Prima di questo torneo, tutti dicevano che i difensori centrali titolari per la prima partita sarebbero stati Guehi e un'altra persona. Quindi, quando non hai iniziato contro la Croazia, potrebbe essere stata una sorpresa per il mondo esterno. Eri sorpreso tu stesso?
No, non sono sorpreso da nulla ora. Ho sempre detto che la cosa più importante è che la squadra giochi bene. Che io giochi per 1 minuto o per tutta la partita, se riusciamo a realizzare qualcosa di speciale, questo è ciò che conta di più.
Questo ti ha reso ancora più determinato quando hai avuto la possibilità di partire titolare contro il Ghana?
Non più determinato, perché sono sempre stato determinato, e questo non cambierà. Mi ha solo fatto capire la situazione attuale, che ogni volta che vengo chiamato in causa, devo fare del mio meglio per me stesso e per i miei compagni di squadra.
Hai quasi segnato contro il Ghana, ricordi? Quel colpo di testa è stato salvato sulla linea.
Oh, sì, a dire il vero, quella palla era un po' fluttuante.
Difesa a parte, parliamo del Messico. Questo è un enorme passo avanti in termini di atmosfera, altitudine e qualità dell'avversario. Sembra che tutti parlino di tutto il resto invece di quanto sia forte il Messico. Dal punto di vista dell'Inghilterra, quanto sono forti?
Non hanno ancora subito gol e stanno giocando molto bene. Solidi in difesa, fluidi in attacco. Quindi sarà una partita molto difficile; sono una buona squadra.
Parliamo dell'altitudine. Abbiamo sentito che l'Inghilterra si è data molto da fare per prepararsi; come vi siete preparati?

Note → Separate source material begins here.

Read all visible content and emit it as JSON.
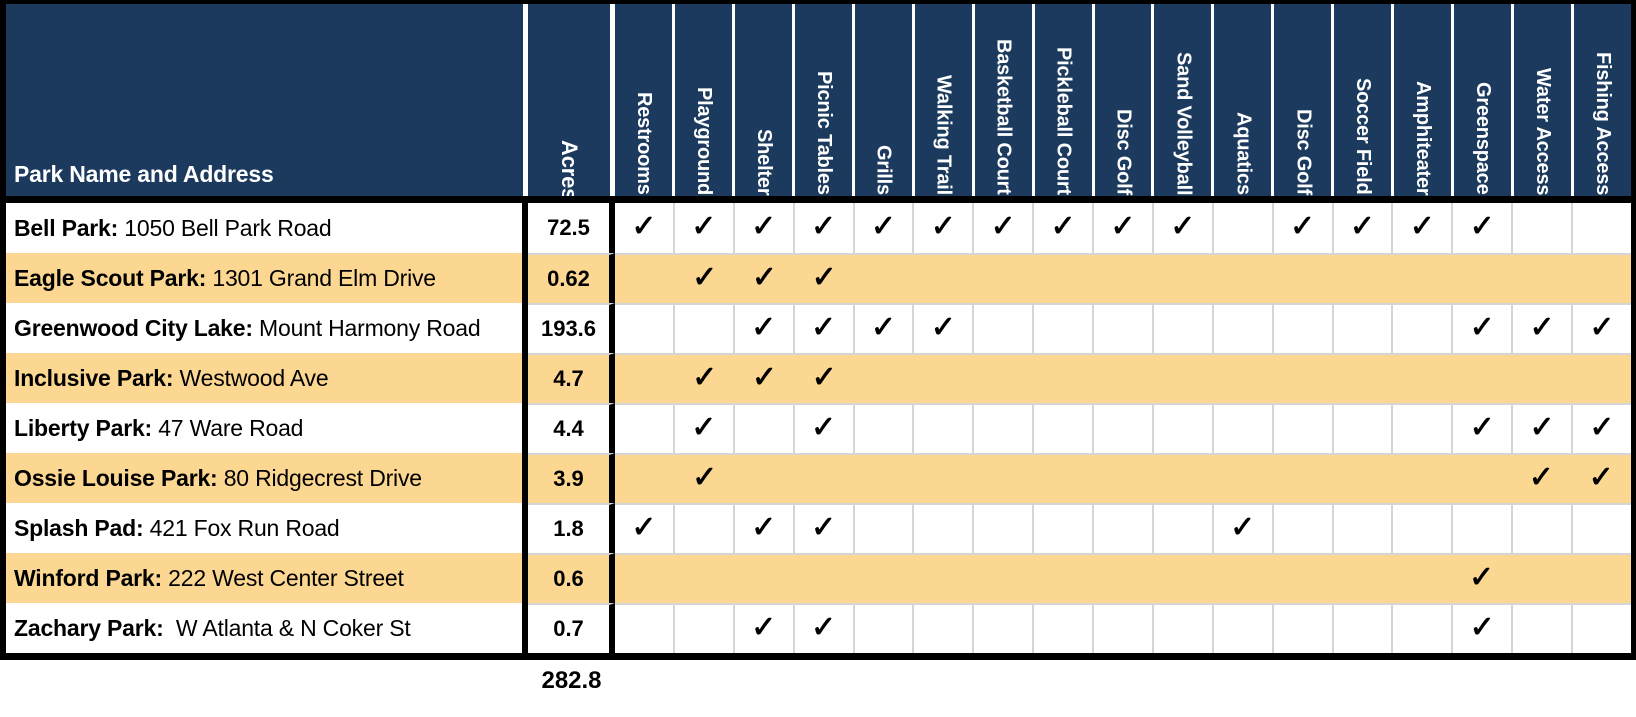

Ci siamo allenati per l'altitudine l'anno scorso. Credo che siamo andati in Spagna per fare alcuni test correlati, nel caso si presentassero partite come questa. E ora la partita è effettivamente qui. Mi complimento con la FA e tutti coloro che lavorano dietro le quinte per aiutarci a gestire momenti come questo. Spero che darà i suoi frutti.
Quanto è stato duro l'allenamento?
In realtà non ero a quel ritiro.
Quindi non l'hai mai fatto prima?
Ma abbiamo fatto anche qui alcuni test. Tutti si sono preparati in vari modi. È dura, ma sicuramente benefica.
L'allenatore ha detto che questo è un chiaro vantaggio per il Messico. L'Inghilterra cambierà il suo stile di gioco per questo?
Non credo. Dobbiamo essere prudenti, e potremmo fare alcuni aggiustamenti e messe a punto. Penso che il Messico sia il favorito perché ha giocato bene in questo torneo e gioca in casa allo Stadio Azteca. Hanno il supporto dei loro tifosi, che è una sfida enorme per noi, ma siamo pronti.
Il Messico ha perso solo due partite lì in 57 anni. Che sia per l'altitudine, i tifosi o la forza della squadra messicana, quanto è grande questa sfida per l'Inghilterra?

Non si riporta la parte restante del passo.